The series began with the 1982 release of First Blood, starring Sylvester Stallone as Vietnam veteran and former Green Beret John Rambo. Now a drifter, Rambo has a runin in the town of Hope with the bigoted sheriff and his staff of hostile policemen. After being arrested and jailed, Rambo suffers flashbacks to his captivity as a POW. He then escapes into the wilderness, eluding state police and incompetent National Guardsmen. Rambo then brings the war back to Hope. After destroying much of the town, he is defused only by Colonel Trautman, his Army commander and mentor. Acknowledging the trauma of Vietnam, Trautman convinces Rambo to surrender peacefully.

Trautman's confrontation with Rambo is a commentary on the difficulties some veterans experienced following the Vietnam War. After serving as an elite soldier, the returning veteran was reviled as a criminal in the United States. Rambo screams to Trautman: “Then I come back to the world and I see all these maggots at the airport, protestin’ me, spitting, calling me baby killer and all types of vile crap!” Sacrificing so much for a war “someone didn’t let us win,” Rambo is the personification of the veteran spurned by his society.

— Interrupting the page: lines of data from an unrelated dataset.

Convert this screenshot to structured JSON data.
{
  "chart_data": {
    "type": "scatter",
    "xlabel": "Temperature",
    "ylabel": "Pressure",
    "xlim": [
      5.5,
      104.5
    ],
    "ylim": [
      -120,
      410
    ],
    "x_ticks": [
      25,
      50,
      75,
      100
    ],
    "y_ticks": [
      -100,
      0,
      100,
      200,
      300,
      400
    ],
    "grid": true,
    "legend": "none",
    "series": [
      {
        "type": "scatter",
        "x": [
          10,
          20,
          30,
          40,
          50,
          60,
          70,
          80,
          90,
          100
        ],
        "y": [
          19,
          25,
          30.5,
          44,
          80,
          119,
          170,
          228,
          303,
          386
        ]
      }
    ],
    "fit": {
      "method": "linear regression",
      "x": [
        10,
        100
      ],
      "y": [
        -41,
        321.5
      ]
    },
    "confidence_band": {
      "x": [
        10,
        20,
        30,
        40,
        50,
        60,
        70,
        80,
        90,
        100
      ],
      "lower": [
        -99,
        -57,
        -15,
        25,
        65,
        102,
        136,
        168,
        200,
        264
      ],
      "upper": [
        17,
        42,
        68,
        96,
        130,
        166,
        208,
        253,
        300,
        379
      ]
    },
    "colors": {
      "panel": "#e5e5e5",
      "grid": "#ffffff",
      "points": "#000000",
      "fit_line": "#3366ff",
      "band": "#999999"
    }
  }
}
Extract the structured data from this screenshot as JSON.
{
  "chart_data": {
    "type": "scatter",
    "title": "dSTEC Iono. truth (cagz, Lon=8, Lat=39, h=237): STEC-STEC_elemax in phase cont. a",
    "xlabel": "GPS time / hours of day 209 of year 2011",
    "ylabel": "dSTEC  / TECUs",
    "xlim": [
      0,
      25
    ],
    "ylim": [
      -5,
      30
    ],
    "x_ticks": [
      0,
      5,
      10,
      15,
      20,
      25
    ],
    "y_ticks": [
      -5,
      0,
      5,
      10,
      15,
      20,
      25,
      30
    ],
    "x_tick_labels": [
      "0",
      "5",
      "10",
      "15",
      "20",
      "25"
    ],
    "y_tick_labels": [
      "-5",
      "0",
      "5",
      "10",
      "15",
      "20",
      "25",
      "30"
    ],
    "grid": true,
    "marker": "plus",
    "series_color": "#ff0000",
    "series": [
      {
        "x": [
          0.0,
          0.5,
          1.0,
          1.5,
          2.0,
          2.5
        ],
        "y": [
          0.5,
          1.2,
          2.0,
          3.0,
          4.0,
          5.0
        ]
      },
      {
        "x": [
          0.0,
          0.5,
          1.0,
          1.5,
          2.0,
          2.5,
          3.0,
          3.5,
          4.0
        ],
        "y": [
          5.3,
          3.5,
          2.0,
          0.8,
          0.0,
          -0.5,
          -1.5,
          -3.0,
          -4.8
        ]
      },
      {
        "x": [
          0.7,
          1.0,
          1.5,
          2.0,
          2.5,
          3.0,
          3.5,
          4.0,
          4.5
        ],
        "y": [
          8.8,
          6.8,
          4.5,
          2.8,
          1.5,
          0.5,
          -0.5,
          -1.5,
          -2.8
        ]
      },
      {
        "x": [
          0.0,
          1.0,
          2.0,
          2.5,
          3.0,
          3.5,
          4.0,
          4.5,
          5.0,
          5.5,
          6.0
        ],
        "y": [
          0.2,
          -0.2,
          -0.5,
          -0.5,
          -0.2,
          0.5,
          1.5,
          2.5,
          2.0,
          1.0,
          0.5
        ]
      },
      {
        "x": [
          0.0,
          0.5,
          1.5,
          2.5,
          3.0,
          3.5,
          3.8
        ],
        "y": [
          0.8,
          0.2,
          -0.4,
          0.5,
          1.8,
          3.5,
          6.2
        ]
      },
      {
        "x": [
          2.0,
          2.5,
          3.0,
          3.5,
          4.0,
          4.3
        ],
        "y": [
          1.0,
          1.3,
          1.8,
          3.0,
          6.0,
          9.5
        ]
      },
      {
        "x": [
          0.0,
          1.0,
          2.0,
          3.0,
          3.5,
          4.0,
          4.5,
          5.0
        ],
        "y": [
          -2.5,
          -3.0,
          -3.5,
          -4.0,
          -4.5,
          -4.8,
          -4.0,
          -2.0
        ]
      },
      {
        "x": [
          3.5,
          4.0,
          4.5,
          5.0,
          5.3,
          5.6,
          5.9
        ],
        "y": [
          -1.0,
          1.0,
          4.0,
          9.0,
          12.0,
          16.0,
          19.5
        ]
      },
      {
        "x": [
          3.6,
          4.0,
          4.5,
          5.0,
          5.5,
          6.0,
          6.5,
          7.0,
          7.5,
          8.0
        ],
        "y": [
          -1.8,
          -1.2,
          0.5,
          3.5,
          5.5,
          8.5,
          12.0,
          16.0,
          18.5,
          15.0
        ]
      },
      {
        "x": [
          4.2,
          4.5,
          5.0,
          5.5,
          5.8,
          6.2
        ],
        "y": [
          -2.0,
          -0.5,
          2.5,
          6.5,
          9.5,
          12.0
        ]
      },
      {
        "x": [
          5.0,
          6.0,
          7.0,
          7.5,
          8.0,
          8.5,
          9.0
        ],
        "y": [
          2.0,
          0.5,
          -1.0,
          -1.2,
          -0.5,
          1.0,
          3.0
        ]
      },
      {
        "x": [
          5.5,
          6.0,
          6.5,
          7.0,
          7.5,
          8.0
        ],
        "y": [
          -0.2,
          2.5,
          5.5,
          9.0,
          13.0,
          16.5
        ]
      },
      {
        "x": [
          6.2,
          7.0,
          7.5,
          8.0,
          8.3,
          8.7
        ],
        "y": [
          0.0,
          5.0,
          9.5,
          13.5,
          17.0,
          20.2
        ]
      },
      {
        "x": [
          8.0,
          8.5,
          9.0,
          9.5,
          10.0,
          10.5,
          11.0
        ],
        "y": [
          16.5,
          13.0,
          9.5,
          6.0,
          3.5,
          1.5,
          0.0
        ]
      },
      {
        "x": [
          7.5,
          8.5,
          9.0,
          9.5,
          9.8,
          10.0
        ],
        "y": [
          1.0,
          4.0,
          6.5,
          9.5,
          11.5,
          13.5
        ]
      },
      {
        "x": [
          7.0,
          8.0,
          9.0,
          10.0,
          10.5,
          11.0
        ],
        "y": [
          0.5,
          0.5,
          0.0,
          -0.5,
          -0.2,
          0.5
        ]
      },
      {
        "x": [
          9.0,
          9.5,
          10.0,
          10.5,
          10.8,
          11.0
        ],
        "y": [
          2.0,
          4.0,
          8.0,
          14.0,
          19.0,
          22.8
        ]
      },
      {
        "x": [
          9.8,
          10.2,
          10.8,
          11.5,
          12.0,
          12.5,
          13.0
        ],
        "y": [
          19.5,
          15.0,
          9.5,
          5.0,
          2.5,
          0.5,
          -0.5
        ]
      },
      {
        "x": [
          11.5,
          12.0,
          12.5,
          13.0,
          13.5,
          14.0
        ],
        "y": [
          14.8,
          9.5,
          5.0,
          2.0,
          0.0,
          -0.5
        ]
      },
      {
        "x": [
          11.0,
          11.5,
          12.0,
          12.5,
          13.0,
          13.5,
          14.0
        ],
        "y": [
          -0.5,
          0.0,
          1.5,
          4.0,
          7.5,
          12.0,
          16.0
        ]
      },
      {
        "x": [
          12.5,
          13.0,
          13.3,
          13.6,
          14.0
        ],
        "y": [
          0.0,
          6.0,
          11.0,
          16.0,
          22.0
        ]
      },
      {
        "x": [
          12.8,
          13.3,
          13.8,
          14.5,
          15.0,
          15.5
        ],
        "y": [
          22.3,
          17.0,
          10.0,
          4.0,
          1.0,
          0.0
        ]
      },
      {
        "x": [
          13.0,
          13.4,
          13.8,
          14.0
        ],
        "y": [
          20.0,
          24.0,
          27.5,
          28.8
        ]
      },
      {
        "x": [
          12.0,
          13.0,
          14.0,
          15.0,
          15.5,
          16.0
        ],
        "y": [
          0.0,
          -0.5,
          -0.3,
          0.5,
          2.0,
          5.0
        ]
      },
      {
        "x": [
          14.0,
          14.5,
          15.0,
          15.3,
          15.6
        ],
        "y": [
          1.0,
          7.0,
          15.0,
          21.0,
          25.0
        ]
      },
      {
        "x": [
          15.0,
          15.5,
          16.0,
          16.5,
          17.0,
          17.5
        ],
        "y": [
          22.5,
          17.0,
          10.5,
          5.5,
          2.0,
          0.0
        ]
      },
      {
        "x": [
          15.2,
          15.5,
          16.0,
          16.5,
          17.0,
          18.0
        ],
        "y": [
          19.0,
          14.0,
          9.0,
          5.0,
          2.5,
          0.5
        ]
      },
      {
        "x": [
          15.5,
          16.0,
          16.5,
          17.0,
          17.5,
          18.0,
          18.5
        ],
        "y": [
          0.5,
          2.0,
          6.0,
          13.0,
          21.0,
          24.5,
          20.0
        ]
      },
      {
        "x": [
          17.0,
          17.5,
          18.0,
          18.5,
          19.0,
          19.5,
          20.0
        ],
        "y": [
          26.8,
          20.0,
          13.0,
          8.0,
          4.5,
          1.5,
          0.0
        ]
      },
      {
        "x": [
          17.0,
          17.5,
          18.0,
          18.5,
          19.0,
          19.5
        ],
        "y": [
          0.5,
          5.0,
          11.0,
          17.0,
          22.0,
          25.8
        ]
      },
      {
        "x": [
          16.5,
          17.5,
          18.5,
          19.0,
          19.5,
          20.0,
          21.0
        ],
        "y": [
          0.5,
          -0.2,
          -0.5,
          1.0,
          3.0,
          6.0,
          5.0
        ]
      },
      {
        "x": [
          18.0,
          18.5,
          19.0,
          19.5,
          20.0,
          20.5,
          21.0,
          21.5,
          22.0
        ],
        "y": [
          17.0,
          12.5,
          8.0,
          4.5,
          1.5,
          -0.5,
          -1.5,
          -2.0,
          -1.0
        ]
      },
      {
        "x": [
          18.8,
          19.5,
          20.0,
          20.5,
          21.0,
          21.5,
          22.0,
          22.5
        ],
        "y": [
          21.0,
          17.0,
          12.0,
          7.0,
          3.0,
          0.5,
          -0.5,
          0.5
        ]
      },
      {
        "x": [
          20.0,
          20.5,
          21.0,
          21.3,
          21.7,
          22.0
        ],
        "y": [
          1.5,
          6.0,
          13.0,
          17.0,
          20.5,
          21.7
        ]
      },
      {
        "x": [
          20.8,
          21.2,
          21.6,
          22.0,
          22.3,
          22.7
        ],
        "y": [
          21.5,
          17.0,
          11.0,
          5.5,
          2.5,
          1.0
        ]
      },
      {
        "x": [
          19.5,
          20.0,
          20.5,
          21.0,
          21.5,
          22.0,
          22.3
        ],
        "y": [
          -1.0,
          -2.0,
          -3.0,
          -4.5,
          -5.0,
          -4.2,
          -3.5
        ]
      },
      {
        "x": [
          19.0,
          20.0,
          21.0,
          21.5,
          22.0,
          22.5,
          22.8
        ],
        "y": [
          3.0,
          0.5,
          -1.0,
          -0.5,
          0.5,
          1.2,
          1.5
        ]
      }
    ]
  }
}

Rambo's victimization in civilian life and his destruction of Hope are symbolic of one perception of the Vietnam conflict. Betrayed by a society ambivalent about the war, war is then unleashed against that society. Of the Rambo films, First Blood is the most introspective and presents the most powerful social commentary.

First Blood was a commercial success, earning $13 million at the box office. The popularity of First Blood would later be dwarfed by its 1985 sequel, First Blood, Part II. Imprisoned, Rambo is given an opportunity to earn a pardon by returning to Vietnam to discover if American POWs are still in captivity. However, that supposed mission is a ploy—with the government invested in the message that no POWs remain alive, Rambo's true mission is to prove the government's position. When Rambo defies expectations and discovers several POWs, he is betrayed by the government bureaucrat who leads the mission. Abandoned and captured, Rambo endures brutal torture. After escaping from his captors, Rambo then emerges from the wilderness as a primal force of vengeance. He descends on the prison camp and wipes out the Soviet and Vietnamese garrison with a knife and bow and arrow. Capturing a helicopter, Rambo rescues the POWs and fights his principal Soviet adversary in an aerial helicopter duel. After he returns to the American base, Rambo assaults his commander and destroys the computers and equipment symbolizing the machinery of the government that betrayed America's POWs.